The absolute number of child labor incidents in the production of cotton seed for Bayer (without Monsanto) declined in 2018 compared to the year before. In 2018, our product portfolio has changed significantly as a result of the Monsanto acquisition and divestments. Up to now we measured the success of our comprehensive program using the indicator “Child Labor Incidence in Relation to the Total Number of Laborers Monitored in the Production of Cotton and Vegetable Seed for Bayer”. In order to stay abreast of changes in our product portfolio and to harmonize the different approaches in preventing child labor, we plan to develop new indicators in 2019.
Bonuses and sanctions for suppliers
Suppliers who can verify that they strictly observe our ban on child labor receive a bonus. Graduated sanctions are applied for non-compliance. These range from written warnings to termination of the contract in the case of repeated non-compliance.
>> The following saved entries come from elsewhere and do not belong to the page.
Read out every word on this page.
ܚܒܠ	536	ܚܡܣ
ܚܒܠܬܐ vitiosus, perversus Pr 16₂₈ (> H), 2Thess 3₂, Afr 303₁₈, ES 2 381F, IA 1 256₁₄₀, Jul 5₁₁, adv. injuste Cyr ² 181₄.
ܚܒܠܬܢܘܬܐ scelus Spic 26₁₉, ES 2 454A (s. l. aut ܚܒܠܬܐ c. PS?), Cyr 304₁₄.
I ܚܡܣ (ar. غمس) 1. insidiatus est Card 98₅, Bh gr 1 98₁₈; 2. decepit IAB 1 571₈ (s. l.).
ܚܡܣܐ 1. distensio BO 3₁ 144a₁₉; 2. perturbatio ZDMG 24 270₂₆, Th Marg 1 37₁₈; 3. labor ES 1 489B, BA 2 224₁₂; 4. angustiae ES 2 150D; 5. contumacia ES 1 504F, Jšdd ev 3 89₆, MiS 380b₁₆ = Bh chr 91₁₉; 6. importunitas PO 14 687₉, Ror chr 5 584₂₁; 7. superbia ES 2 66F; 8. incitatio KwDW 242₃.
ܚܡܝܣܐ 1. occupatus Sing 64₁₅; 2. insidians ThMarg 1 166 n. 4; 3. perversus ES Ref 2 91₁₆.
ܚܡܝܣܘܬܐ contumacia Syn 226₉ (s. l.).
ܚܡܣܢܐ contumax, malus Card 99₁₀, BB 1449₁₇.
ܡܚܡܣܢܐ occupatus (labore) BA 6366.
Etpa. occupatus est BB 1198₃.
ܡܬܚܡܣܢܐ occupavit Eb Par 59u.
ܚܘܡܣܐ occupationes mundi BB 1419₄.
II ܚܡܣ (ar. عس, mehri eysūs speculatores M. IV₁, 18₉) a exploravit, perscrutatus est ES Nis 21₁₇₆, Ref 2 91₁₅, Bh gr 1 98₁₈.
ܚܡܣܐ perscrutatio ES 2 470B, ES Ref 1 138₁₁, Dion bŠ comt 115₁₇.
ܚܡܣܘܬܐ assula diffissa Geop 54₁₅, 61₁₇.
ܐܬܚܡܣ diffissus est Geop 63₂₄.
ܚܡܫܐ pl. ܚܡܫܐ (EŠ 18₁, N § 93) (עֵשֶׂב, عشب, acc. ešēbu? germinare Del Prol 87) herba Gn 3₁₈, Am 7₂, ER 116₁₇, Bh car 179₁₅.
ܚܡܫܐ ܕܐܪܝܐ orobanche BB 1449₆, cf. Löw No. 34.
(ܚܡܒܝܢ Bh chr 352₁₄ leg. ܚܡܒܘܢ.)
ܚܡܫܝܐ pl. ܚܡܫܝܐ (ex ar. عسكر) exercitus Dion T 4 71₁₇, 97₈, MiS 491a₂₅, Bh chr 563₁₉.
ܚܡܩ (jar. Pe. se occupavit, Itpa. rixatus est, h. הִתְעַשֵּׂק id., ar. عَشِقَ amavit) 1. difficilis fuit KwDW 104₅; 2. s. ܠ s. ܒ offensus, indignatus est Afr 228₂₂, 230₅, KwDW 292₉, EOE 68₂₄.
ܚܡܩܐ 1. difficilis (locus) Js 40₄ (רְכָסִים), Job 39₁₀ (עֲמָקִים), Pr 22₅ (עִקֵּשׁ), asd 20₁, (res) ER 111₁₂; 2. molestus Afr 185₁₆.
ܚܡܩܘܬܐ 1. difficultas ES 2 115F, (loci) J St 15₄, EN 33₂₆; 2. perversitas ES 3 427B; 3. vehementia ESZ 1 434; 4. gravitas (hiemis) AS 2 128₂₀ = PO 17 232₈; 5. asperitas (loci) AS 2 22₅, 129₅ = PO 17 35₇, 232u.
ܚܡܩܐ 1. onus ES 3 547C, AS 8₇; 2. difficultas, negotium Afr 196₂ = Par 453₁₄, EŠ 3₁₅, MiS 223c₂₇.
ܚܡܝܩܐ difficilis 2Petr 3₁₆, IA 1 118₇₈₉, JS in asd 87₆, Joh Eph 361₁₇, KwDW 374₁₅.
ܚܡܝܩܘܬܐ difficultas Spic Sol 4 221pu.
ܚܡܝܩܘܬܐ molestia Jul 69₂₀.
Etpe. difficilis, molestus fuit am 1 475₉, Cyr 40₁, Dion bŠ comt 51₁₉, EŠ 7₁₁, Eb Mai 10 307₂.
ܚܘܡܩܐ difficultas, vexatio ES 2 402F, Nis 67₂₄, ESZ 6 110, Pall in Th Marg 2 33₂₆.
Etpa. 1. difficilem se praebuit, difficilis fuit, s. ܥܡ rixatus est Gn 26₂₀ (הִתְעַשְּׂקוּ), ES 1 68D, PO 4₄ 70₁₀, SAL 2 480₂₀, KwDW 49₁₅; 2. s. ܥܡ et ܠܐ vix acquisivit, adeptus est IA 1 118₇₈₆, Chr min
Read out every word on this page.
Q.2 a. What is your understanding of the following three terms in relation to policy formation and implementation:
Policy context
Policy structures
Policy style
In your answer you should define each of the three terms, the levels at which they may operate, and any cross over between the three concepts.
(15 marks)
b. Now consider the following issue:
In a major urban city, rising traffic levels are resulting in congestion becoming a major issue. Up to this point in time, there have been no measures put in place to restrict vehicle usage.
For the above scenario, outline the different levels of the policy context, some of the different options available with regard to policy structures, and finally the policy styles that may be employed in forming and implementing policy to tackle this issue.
Supporting school education as a key element
Bayer regards school attendance not only as essential for children’s development but also as an effective tool for preventing child labor. We therefore also visit the parents of children we find working in the seed production fields to convince them of the importance of school education. We promote this in India, for example, with the Learning for Life initiative within our Child Care Program, which focuses on fostering scientific knowledge and general vocational training. This initiative covers everything from reintegrating children into the regular school system to vocational training measures increasing work readiness post school years.
Between 2005 and the end of 2018,our Learning for Life – initiative reached more than 6700 young people.
Raising awareness for continuous improvement
Raising awareness on child labor continuously requires widespread action within the agricultural sector and involvement of the national governments. Bayer remains committed to supporting collaborative stakeholder efforts to address best practices in seed production and especially raise action levels with respect to elimination of child labor.